For defendant, it is insisted, however, that taking all of the circumstances in proof by the State as true, with all legitimate inferences therefrom, they are, nevertheless, legally insufficient to make out a case of involuntary manslaughter against defendant insufficient to bring this within any of the three classes of our cases in which convictions for homicide have been upheld in automobile accidents:
(1) That there was no proof that defendant had taken any intoxicant or was driving the car under the influence of an intoxicant, so as to make her guilty of an act malum in se, which supplies the criminal intent. Keller v. State, 155 Tenn. 633, 634, 299 S.W. 803, 59 A.L.R. 685; Rogers v. State, 196 Tenn. 263, 265 S.W.2d 559; Eager v. State, 205 Tenn. 156, 325 S.W.2d 815.
(2) That there was no proof that she was violating any traffic regulation, such as speeding, driving on the wrong side of the road, or reckless driving, which are ordinarily acts merely malum prohibitum and make out unlawful homicide if they are the proximate cause of death. Copeland v. State, 154 Tenn. 7, 10, 285 S.W. 565, 49 A.L.R. 605; Hiller v.
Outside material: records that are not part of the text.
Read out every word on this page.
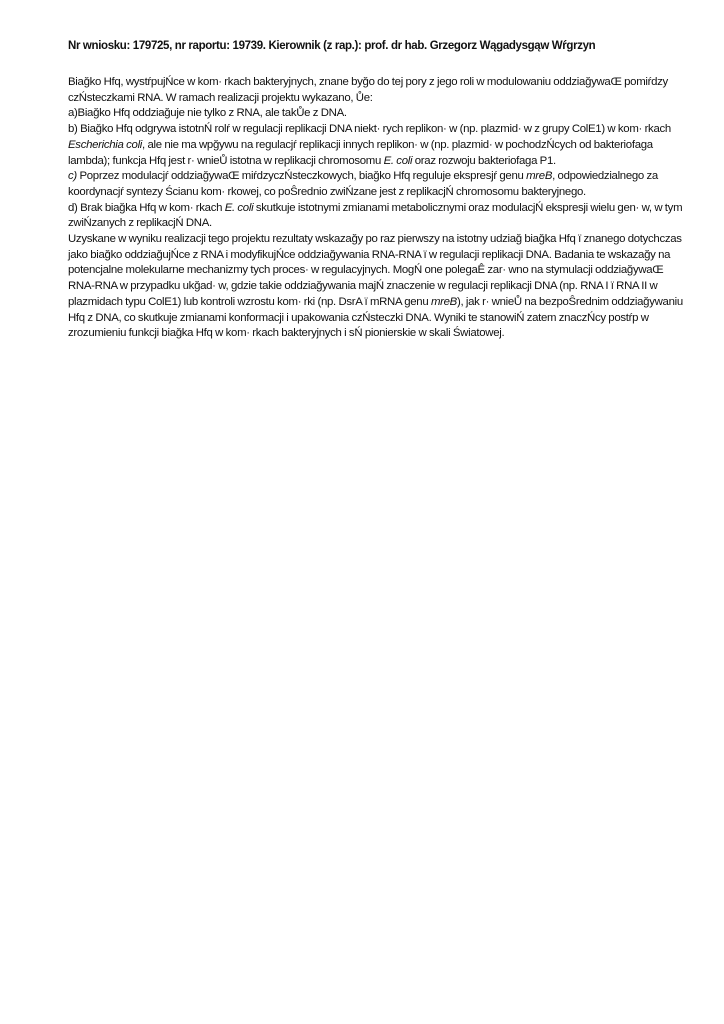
Nr wniosku: 179725, nr raportu: 19739. Kierownik (z rap.): prof. dr hab. Grzegorz Wągadysgąw Wŕgrzyn

Biağko Hfq, wystŕpujŃce w kom· rkach bakteryjnych, znane byğo do tej pory z jego roli w modulowaniu oddziağywaŒ pomiŕdzy czŃsteczkami RNA. W ramach realizacji projektu wykazano, Ůe:

a)Biağko Hfq oddziağuje nie tylko z RNA, ale takŮe z DNA.

b) Biağko Hfq odgrywa istotnŃ rolŕ w regulacji replikacji DNA niekt· rych replikon· w (np. plazmid· w z grupy ColE1) w kom· rkach Escherichia coli, ale nie ma wpğywu na regulacjŕ replikacji innych replikon· w (np. plazmid· w pochodzŃcych od bakteriofaga lambda); funkcja Hfq jest r· wnieŮ istotna w replikacji chromosomu E. coli oraz rozwoju bakteriofaga P1.

c) Poprzez modulacjŕ oddziağywaŒ miŕdzyczŃsteczkowych, biağko Hfq reguluje ekspresjŕ genu mreB, odpowiedzialnego za koordynacjŕ syntezy Ścianu kom· rkowej, co poŜrednio zwiŃzane jest z replikacjŃ chromosomu bakteryjnego.

d) Brak biağka Hfq w kom· rkach E. coli skutkuje istotnymi zmianami metabolicznymi oraz modulacjŃ ekspresji wielu gen· w, w tym zwiŃzanych z replikacjŃ DNA.

Uzyskane w wyniku realizacji tego projektu rezultaty wskazağy po raz pierwszy na istotny udziağ biağka Hfq ï znanego dotychczas jako biağko oddziağujŃce z RNA i modyfikujŃce oddziağywania RNA-RNA ï w regulacji replikacji DNA. Badania te wskazağy na potencjalne molekularne mechanizmy tych proces· w regulacyjnych. MogŃ one polegaÊ zar· wno na stymulacji oddziağywaŒ RNA-RNA w przypadku ukğad· w, gdzie takie oddziağywania majŃ znaczenie w regulacji replikacji DNA (np. RNA I ï RNA II w plazmidach typu ColE1) lub kontroli wzrostu kom· rki (np. DsrA ï mRNA genu mreB), jak r· wnieŮ na bezpoŜrednim oddziağywaniu Hfq z DNA, co skutkuje zmianami konformacji i upakowania czŃsteczki DNA. Wyniki te stanowiŃ zatem znaczŃcy postŕp w zrozumieniu funkcji biağka Hfq w kom· rkach bakteryjnych i sŃ pionierskie w skali Światowej.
State, 164 Tenn. 388, 50 S.W.2d 225; Weaver v. State, 185 Tenn. 276, 279, 206 S.W.2d 293.
(3) That there was no proof that defendant was guilty of any gross or culpable negligence, or of any criminal want or caution or circumspection, causing the death charged; and that there was no proof that the death was not the result of misadventure or pure accident. Copeland v. State, supra; Hiller v. State, supra; Weaver v. State, supra.
Where one unintentionally causes another's death by conduct not amounting to a felony and not malum in se, but which constitutes gross and culpable negligence, he is guilty of involuntary manslaughter. Copeland v. State, supra, 154 Tenn. 10, 285 S.W. 565; 1 Anderson's Wharton's Criminal Law and Procedure (12th ed.), sec. 289; Lee v. State, 41 Tenn. 62, 67.
It is true in such cases allowance must be made for misadventure or accident, as distinguished from culpable negligence; and that, to support a conviction of crime, the accused must have been guilty of a higher and grosser degree of negligence than that which merely suffices to support a judgment in a civil case. Hiller v. State, supra, 164 Tenn. 390, 50 S.W.2d 225; Weaver v. State, supra, 185 Tenn. 278, 279, 206 S.W.2d 293.
To convict a motorist of homicide by negligence, it is, of course, not enough to prove that he was guilty merely of a want of due care, inadvertence, or inattention, but it must be shown that his negligence in driving was such that he knew or reasonably should have known that it might endanger human life, and that the death charged was the natural and probable result of such negligence. Weaver v. State, supra, 185 Tenn. 278, 279, 206 S.W.2d 293; 3 Anderson's Wharton's Criminal Law and Procedure (12th ed.), sec. 976.
Upon the circumstances of this case, we think the jury could have reasonably found that deceased was drunk and disagreeable, and defendant locked him out of the car and started to drive off and leave him, while he was swinging on the door handles alternately dragging his feet and putting them against the side of the car; and that she speeded up the car and thus caused him either to be violently thrown to the pavement, or to be run over by the car.
We also think the jury could well have found that defendant knew, or reasonably should have known, that her speeding up the car, in these circumstances, might endanger *315 his life; that her conduct in doing so constituted culpable, criminal negligence; that his death was the natural and probable consequence of such negligence; and that she, therefore, was guilty of involuntary manslaughter.
All of the assignments of error are overruled and the judgment of the Trial Court is affirmed.